Chile. ISS, the largest Danish cleaning company in the world, seeks to reduce its workforce by about 100 employees, so it will stop operating in 13 markets considered by the firm as the least profitable and among them is Chile.
The countries that are exiting are mainly in emerging markets, including Asia and Eastern Europe. At the same time, ISS wants to do more business with so-called key accounts, such as global banks.
The 13 selected countries account for only 12% of ISS Group revenue and 8% of operating profit. In addition to Chile, the plan means the company will no longer do business in Thailand, the Philippines, Malaysia, Brunei, Brazil, Israel, Estonia, the Czech Republic, Hungary, Slovakia, Slovenia and Romania.
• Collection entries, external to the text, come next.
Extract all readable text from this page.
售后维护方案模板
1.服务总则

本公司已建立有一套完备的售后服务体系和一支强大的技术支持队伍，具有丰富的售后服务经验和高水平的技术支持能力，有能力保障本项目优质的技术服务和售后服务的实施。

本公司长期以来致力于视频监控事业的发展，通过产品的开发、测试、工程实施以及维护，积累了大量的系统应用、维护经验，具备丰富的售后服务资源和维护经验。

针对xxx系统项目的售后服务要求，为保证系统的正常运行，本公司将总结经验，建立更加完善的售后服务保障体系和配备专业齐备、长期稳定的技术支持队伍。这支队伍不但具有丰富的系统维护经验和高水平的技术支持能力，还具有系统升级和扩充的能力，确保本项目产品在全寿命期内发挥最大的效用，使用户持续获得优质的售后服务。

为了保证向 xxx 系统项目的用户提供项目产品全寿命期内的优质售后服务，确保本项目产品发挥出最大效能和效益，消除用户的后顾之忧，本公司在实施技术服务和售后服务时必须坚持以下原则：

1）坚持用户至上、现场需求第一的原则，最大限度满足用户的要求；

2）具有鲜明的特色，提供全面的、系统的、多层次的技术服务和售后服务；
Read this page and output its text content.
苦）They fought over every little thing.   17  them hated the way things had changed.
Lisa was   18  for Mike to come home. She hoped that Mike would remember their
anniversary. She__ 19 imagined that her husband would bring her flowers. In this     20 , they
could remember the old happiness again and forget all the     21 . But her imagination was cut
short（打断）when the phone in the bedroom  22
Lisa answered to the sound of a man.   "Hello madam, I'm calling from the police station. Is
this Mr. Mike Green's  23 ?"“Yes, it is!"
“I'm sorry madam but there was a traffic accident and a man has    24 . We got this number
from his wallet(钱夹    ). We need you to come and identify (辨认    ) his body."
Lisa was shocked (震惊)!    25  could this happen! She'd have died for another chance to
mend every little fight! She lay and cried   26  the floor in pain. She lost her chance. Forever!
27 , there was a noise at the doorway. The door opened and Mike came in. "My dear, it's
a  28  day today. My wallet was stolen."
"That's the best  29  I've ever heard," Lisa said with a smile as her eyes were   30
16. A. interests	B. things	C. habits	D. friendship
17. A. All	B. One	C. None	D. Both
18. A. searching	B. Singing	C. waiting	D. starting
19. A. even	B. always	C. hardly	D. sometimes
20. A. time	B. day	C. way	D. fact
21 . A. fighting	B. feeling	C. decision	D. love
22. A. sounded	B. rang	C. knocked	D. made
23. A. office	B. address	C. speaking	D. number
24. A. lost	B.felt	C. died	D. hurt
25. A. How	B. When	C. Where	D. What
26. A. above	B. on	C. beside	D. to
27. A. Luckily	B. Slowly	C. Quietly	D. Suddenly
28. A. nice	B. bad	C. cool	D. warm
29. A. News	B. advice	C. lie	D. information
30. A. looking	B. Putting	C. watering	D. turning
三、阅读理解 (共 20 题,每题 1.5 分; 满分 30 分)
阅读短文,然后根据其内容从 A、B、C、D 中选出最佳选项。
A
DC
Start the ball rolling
After leaving those markets, the ISS workforce will shrink to about 390,000 people.
The company's chief executive, Jeff Gravenhorst, said ISS wants to focus on gaining greater global market share with key accounts, such as larger corporate clients. That business accounts for 46% of the company's organic growth, he said.
ISS, which is one of Europe's largest employers, is clamping down after its shares lost 18% this year, in part as hedge funds speculate against the company. The new strategy also comes after signs that some analysts were starting to question ISS's prospects. Although most had been positive, Goldman Sachs, last month, told clients to start selling ISS shares.